寒いトイレでヒートショックって言うのは、我が家では起こりそうもない位に暖かくなりました。
実験用の浄化槽に繋ぐ為に、お手洗いが4つもある狭い我が家
外にあった台所も壁と屋根と床が作られて、暖かい家の中で調理する事が出来るようになった。
しかしこんなにトイレがあってどうするんだろう。。。
トイレの事・外の浄化槽の事を考えると苦笑しか出てきません。
年が変わって、町の中に雪は無いけれどとにかく寒いので、隣町とここの町を繋ぐ道路や川が凍るようになった時に、王都から使者がやって来た。

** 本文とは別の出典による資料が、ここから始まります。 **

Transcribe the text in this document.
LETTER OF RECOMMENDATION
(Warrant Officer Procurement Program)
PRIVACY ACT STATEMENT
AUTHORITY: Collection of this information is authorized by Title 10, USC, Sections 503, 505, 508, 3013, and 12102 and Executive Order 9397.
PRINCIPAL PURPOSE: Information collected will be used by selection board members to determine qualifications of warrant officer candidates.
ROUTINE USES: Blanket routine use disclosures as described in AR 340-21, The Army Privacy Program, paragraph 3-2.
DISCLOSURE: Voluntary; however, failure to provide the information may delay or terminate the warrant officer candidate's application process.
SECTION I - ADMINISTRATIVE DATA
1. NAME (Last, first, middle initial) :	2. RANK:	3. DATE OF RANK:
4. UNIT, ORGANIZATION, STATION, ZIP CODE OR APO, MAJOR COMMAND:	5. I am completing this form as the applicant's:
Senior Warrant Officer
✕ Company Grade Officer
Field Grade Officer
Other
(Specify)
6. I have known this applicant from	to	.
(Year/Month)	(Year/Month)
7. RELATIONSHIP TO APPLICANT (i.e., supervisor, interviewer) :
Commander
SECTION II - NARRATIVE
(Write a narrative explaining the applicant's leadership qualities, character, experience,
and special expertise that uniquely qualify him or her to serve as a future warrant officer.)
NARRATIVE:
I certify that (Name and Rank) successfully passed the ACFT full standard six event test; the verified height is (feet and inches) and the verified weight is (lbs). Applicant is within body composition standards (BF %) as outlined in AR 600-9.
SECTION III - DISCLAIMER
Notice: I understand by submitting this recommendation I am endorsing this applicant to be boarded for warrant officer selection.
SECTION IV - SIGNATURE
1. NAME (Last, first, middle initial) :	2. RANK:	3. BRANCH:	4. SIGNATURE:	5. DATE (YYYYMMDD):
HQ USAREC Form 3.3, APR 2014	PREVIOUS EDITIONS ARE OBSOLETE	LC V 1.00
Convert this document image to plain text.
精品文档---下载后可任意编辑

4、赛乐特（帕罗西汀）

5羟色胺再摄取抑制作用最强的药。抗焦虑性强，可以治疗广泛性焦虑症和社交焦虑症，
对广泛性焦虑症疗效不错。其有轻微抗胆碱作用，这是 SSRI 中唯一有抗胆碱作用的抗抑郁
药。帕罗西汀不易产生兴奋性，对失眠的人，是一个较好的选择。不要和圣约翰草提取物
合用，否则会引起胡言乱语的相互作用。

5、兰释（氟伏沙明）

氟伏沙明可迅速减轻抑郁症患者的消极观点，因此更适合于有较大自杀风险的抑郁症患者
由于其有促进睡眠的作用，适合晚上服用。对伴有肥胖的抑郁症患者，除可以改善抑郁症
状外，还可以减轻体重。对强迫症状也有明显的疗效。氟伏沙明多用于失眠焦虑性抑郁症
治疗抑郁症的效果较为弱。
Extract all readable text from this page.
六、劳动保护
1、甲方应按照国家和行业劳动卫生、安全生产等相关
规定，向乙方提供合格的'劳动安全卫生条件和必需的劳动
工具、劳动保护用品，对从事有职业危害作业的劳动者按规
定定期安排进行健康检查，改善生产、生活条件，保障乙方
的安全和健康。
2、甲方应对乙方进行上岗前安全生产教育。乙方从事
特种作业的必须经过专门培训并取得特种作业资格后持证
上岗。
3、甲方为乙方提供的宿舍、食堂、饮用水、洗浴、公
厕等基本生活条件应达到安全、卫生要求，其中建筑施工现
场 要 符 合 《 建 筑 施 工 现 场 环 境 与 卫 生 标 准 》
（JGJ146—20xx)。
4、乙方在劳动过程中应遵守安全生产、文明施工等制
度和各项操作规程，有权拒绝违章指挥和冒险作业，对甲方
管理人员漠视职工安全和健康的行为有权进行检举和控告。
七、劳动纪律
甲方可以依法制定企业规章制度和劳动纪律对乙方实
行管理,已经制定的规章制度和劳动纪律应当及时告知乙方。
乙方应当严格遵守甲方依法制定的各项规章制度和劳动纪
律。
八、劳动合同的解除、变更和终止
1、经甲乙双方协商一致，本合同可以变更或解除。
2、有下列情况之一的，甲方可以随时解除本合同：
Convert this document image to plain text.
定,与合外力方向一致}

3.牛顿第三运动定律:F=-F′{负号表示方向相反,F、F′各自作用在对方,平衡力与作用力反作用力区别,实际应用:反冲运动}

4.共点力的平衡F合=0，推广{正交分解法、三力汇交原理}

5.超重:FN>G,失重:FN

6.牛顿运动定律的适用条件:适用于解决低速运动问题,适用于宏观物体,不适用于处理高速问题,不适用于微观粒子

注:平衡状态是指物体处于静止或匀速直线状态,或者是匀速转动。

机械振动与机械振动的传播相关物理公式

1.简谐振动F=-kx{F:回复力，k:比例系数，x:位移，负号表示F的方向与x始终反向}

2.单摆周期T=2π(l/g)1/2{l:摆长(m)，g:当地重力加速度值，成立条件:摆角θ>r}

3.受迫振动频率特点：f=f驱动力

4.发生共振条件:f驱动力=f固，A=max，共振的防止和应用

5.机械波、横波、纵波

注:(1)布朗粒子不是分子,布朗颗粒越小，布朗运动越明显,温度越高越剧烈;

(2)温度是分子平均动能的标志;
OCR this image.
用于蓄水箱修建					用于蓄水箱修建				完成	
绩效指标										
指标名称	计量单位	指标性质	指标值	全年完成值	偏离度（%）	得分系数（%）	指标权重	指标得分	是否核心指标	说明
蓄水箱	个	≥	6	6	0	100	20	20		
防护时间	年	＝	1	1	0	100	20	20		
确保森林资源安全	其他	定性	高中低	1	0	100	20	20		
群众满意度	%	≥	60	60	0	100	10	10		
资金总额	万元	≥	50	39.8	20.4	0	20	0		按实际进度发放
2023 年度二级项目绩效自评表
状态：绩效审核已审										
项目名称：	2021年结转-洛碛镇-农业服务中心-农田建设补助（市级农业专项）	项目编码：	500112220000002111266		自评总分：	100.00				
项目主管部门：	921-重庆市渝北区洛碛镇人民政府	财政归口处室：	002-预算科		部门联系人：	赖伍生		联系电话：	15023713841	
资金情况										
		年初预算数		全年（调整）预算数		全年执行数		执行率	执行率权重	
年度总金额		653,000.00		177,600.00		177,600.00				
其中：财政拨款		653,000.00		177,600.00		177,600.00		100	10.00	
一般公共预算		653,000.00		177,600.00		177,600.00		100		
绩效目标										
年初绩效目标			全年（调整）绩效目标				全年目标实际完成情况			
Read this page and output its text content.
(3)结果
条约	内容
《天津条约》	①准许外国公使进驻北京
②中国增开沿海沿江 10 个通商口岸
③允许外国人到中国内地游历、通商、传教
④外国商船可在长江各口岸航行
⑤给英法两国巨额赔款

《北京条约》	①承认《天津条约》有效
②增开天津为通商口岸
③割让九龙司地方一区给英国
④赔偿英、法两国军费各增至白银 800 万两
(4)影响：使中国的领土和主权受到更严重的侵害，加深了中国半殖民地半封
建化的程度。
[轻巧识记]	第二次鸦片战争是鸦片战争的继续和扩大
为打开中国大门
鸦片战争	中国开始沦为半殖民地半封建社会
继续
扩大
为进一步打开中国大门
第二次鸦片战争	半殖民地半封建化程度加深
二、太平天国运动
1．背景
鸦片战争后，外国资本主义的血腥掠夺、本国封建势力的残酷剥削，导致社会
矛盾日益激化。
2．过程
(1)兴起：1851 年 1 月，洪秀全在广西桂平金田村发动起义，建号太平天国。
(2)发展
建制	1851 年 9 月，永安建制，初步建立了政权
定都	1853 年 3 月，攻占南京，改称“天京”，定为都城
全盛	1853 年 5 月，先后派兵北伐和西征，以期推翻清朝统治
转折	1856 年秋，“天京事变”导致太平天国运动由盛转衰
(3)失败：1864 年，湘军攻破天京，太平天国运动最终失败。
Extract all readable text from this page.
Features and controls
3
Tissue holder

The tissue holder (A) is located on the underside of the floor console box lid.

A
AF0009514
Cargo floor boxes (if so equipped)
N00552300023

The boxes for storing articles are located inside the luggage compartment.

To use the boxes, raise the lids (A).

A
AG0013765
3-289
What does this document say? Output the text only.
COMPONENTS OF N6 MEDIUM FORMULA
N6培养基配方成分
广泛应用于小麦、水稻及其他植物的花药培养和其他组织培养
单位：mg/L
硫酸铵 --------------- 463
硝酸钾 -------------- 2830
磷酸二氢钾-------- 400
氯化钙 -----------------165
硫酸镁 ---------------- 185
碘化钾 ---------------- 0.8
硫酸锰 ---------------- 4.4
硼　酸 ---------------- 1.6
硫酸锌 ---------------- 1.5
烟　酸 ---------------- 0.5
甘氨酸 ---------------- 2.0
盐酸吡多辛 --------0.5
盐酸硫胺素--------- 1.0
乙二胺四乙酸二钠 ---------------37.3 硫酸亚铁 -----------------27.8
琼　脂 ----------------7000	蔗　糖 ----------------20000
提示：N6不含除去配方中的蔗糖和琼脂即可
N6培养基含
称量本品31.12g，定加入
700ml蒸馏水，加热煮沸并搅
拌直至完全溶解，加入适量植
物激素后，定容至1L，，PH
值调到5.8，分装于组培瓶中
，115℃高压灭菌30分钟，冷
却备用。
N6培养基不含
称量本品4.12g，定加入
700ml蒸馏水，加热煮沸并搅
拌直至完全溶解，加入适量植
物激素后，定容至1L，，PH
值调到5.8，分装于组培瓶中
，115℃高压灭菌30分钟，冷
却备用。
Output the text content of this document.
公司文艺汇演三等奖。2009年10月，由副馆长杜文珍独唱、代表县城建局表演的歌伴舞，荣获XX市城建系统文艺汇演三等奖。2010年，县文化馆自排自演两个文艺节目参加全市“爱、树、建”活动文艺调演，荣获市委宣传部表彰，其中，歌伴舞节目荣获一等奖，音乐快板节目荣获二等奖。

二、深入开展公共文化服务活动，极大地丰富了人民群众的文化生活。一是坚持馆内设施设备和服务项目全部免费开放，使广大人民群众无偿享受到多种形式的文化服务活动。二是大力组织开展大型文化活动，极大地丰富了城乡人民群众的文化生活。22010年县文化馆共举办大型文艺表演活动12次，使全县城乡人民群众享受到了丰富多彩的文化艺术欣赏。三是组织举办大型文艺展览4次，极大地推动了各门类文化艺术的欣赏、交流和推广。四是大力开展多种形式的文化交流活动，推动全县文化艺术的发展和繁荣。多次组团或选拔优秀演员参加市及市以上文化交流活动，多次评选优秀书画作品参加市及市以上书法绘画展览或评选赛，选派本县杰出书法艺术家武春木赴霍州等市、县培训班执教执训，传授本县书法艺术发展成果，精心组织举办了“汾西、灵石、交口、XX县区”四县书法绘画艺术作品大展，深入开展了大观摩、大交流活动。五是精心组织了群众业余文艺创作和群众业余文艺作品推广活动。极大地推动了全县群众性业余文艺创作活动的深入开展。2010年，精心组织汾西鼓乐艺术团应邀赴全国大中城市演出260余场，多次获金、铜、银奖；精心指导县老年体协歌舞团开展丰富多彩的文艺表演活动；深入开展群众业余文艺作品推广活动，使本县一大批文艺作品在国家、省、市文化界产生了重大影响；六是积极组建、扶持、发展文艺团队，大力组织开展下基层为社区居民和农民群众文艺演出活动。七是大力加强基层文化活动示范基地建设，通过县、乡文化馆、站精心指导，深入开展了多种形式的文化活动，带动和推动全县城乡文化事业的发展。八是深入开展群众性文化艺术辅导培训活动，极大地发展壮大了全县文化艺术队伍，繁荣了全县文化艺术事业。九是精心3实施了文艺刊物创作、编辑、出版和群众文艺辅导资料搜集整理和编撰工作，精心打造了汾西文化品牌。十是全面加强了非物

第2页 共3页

最初人口の急増を受けての視察とかだと思っていたけれど、使者の目的はなんと私だった。
「カオリというのは、あなたかな?」
「はい、そうですがどういったご用件でしょうか」
集落では見た事のない身なりの良い人物が突然訪ねてきたので、私は驚いた。
それと、彼があと一歩横に移動したら、実験浄化槽の上に乗ってしまう。
あれを踏み抜いたら大事だから、気が気じゃない
表に”危険立ち入り禁止”の立て札を立てなくては、と思う
「あのすみません、足元が非常に危険ですので、下を見ながら土の所だけを歩いて、中におあがりください」
えっと、こういう偉い人に会う時って、カーテシーとかするんだっけ?
良く分からないけど、浴衣状の服の裾をつまみ上げて、上半身を倒し込んだ
「カオリでございます」
しまった、目上の人が名乗るまでしゃべっちゃいけないんだったっけ・・・
この体勢キツイ。。。やり慣れて無い事やるんじゃなかった。
お腹も少しキツイ、悪阻はもう無いけれど、お腹に異様に力を入れるポーズなので、これはキツイ。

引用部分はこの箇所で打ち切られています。